Cumhurbaşkanı Erdoğan, şöyle konuştu:
‘MÜSLÜMANLARA YÖNELİK IRKÇI TUTUMLARIN YÜKSELİŞİYLE KARŞI KARŞIYAYIZ'
Dünyada giderek derinleşen terörizm ve mülteci sorunlarının merkezinde Müslüman toplumlar ve İslam dünyası yer alıyor. Diğer ülkelerde terörizme ve mülteci krizinin yol açtığı sorunlara karşı artan tepkiler, topyekun İslam dünyasına, tüm Müslümanlara yönelmeye başladı. Suriye başta olmak üzere bölgemizde yaşanan insani dramlar devam ederken, şimdi bir de Müslümanlara yönelik nefret saldırılarının, ırkçı tutumların yükselişiyle karşı karşıyayız.
‘TERÖRİSTİN İNSAFINA TERK EDEMEYİZ'
Dünyadaki 1,7 milyar Müslümanın izzetini, bir avuç teröristin insafına terk edemeyiz, terk etmemeliyiz. Bu aziz dinin sahibi ve koruyucusu, elbette yüce Allah'tır ama biz Müslümanların da en azından kendi haysiyetimize, kendi istiklalimize, kendi istikbalimize daha sıkı şekilde sahip çıkma sorumluluğumuz vardır.
‘ŞİMDİ MÜCADELE ZAMANI'
Peygamberimiz, merhamet peygamberidir, barışın timsalidir. Merhamet dini olan, sevgi dini olan, vicdan dini, dayanışma dini, ilim dini olan İslam'ın, terörle, zulümle, ölümle, cehaletle birlikte anılmasının önüne geçmek hepimizin boynunun borcudur. Şimdi mücadele zamanıdır. Teröre, zulme, cehalete, adaletsizliğe, kine, öfkeye, israfa, aşırıcılığa, dinimizin yasakladığı her türlü kötülüğe, her türlü yanlışa karşı mücadele zamanıdır. Eğer bu mücadeleyi hemen vermeye başlamazsak yarın hepimiz için daha karanlık olacaktır.

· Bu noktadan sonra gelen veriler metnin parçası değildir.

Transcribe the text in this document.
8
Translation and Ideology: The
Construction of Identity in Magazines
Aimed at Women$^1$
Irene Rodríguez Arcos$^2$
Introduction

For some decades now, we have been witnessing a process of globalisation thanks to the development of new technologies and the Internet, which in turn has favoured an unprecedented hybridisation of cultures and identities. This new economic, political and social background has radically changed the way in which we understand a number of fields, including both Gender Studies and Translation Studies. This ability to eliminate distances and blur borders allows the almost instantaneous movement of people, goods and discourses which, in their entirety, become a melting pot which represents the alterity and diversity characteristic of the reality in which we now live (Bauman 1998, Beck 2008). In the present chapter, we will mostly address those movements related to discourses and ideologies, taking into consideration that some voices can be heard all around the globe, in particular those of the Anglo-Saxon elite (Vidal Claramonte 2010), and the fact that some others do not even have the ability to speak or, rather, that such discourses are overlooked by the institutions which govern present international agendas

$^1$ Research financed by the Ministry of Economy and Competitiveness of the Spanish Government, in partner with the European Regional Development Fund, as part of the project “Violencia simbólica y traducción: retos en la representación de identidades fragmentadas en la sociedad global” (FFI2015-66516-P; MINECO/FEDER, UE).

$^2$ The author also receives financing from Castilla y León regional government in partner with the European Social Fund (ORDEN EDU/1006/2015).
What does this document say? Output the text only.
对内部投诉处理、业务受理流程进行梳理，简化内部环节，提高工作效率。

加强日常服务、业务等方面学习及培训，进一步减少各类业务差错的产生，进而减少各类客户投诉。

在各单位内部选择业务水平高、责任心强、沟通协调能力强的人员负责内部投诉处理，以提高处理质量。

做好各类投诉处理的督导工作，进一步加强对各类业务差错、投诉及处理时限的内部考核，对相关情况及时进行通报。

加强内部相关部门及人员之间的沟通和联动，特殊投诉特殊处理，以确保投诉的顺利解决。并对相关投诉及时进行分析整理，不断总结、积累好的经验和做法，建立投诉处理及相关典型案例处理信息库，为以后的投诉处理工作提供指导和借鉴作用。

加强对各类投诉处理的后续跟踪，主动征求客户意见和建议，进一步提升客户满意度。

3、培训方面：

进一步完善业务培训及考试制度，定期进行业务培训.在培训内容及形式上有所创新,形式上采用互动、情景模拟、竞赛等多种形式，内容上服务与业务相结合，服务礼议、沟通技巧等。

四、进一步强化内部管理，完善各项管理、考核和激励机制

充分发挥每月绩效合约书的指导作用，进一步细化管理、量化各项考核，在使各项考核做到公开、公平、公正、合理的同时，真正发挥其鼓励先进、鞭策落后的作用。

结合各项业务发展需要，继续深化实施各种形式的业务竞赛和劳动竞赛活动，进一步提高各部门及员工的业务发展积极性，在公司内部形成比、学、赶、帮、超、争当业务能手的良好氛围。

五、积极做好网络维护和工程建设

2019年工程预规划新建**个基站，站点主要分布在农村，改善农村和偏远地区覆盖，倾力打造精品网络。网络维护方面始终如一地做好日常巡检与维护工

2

‘KAT ETTİĞİMİZ MESAFE DEVRİMDİR'
Hem sistem hem altyapı hem insan kaynağı hem de hizmet kalitesi bakımından sağlık alanında kat ettiğimiz mesafe tam bir devrimdir. Öyle ki kendi vatandaşlarımız yanında her yıl yurtdışından gelen 400 bin kişiye de sağlık hizmeti verebilir hale geldik. İlaveten Suriye ve Irak'tan ülkemize gelen 2,5 milyon kardeşimizin sağlık hizmeti ihtiyaçlarını da yine aynı sistem içinde, hiçbir ciddi aksaklığa meydan vermeden karşılamayı başardık.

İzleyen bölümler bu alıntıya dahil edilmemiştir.